To find the slopes of the tangent and the normal to the curve \( y = (\sin 2x + \cot x + 2)^2 \) at \( x = \frac{\pi}{2} \), we can follow these steps: ### Step 1: Differentiate the function We start by finding the derivative \( \frac{dy}{dx} \) using the chain rule. Given: \[ y = (\sin 2x + \cot x + 2)^2 \] Using the chain rule: \[ \frac{dy}{dx} = 2(\sin 2x + \cot x + 2) \cdot \frac{d}{dx}(\sin 2x + \cot x + 2) \] ### Step 2: Differentiate the inner function Now we differentiate the inner function \( \sin 2x + \cot x + 2 \). The derivatives are: - \( \frac{d}{dx}(\sin 2x) = 2\cos 2x \) - \( \frac{d}{dx}(\cot x) = -\csc^2 x \) - The derivative of the constant \( 2 \) is \( 0 \). Thus, \[ \frac{d}{dx}(\sin 2x + \cot x + 2) = 2\cos 2x - \csc^2 x \] ### Step 3: Substitute back into the derivative Substituting back, we have: \[ \frac{dy}{dx} = 2(\sin 2x + \cot x + 2)(2\cos 2x - \csc^2 x) \] ### Step 4: Evaluate the derivative at \( x = \frac{\pi}{2} \) Now we need to evaluate \( \frac{dy}{dx} \) at \( x = \frac{\pi}{2} \).
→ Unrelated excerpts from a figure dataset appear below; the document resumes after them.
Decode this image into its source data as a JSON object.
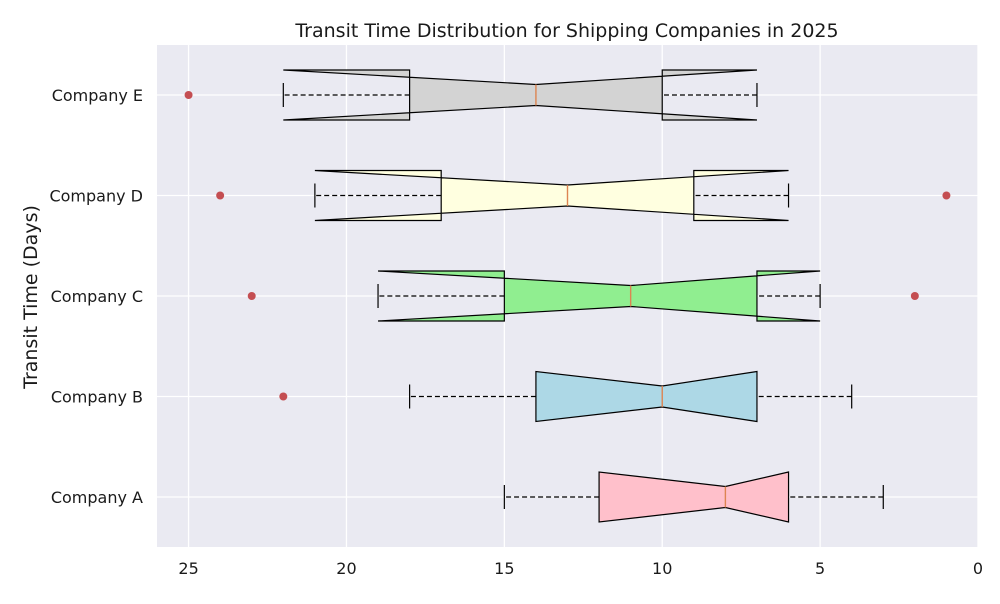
{
  "chart_data": {
    "type": "box",
    "orientation": "horizontal",
    "notched": true,
    "title": "Transit Time Distribution for Shipping Companies in 2025",
    "xlabel": "",
    "ylabel": "Transit Time (Days)",
    "x_axis_inverted": true,
    "xlim": [
      26,
      0
    ],
    "x_ticks": [
      25,
      20,
      15,
      10,
      5,
      0
    ],
    "grid": true,
    "categories": [
      "Company A",
      "Company B",
      "Company C",
      "Company D",
      "Company E"
    ],
    "boxes": [
      {
        "category": "Company A",
        "whisker_low": 3,
        "q1": 6,
        "median": 8,
        "q3": 12,
        "whisker_high": 15,
        "notch_low": 6.0,
        "notch_high": 12.0,
        "outliers": [],
        "color": "#ffc0cb"
      },
      {
        "category": "Company B",
        "whisker_low": 4,
        "q1": 7,
        "median": 10,
        "q3": 14,
        "whisker_high": 18,
        "notch_low": 7.0,
        "notch_high": 14.0,
        "outliers": [
          22
        ],
        "color": "#add8e6"
      },
      {
        "category": "Company C",
        "whisker_low": 5,
        "q1": 7,
        "median": 11,
        "q3": 15,
        "whisker_high": 19,
        "notch_low": 5.0,
        "notch_high": 19.0,
        "outliers": [
          2,
          23
        ],
        "color": "#90ee90"
      },
      {
        "category": "Company D",
        "whisker_low": 6,
        "q1": 9,
        "median": 13,
        "q3": 17,
        "whisker_high": 21,
        "notch_low": 6.0,
        "notch_high": 21.0,
        "outliers": [
          1,
          24
        ],
        "color": "#ffffe0"
      },
      {
        "category": "Company E",
        "whisker_low": 7,
        "q1": 10,
        "median": 14,
        "q3": 18,
        "whisker_high": 22,
        "notch_low": 7.0,
        "notch_high": 22.0,
        "outliers": [
          25
        ],
        "color": "#d3d3d3"
      }
    ],
    "colors": {
      "plot_background": "#eaeaf2",
      "grid": "#ffffff",
      "median_line": "#dd8452",
      "outlier": "#c44e52",
      "box_edge": "#000000"
    }
  }
}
First, calculate \( \sin 2\left(\frac{\pi}{2}\right) \): \[ \sin(\pi) = 0 \] Next, calculate \( \cot\left(\frac{\pi}{2}\right) \): \[ \cot\left(\frac{\pi}{2}\right) = 0 \] Thus, \[ \sin 2x + \cot x + 2 = 0 + 0 + 2 = 2 \] Now calculate \( \cos 2\left(\frac{\pi}{2}\right) \): \[ \cos(\pi) = -1 \] And calculate \( \csc^2\left(\frac{\pi}{2}\right) \): \[ \csc\left(\frac{\pi}{2}\right) = 1 \implies \csc^2\left(\frac{\pi}{2}\right) = 1 \] Substituting these values into the derivative: \[ \frac{dy}{dx} = 2(2)(2(-1) - 1) = 2(2)(-2 - 1) = 2(2)(-3) = -12 \] ### Step 5: Find the slope of the normal The slope of the normal \( m_2 \) is given by: \[ m_2 = -\frac{1}{m_1} = -\frac{1}{-12} = \frac{1}{12} \] ### Final Result - The slope of the tangent at \( x = \frac{\pi}{2} \) is \( -12 \). - The slope of the normal at \( x = \frac{\pi}{2} \) is \( \frac{1}{12} \).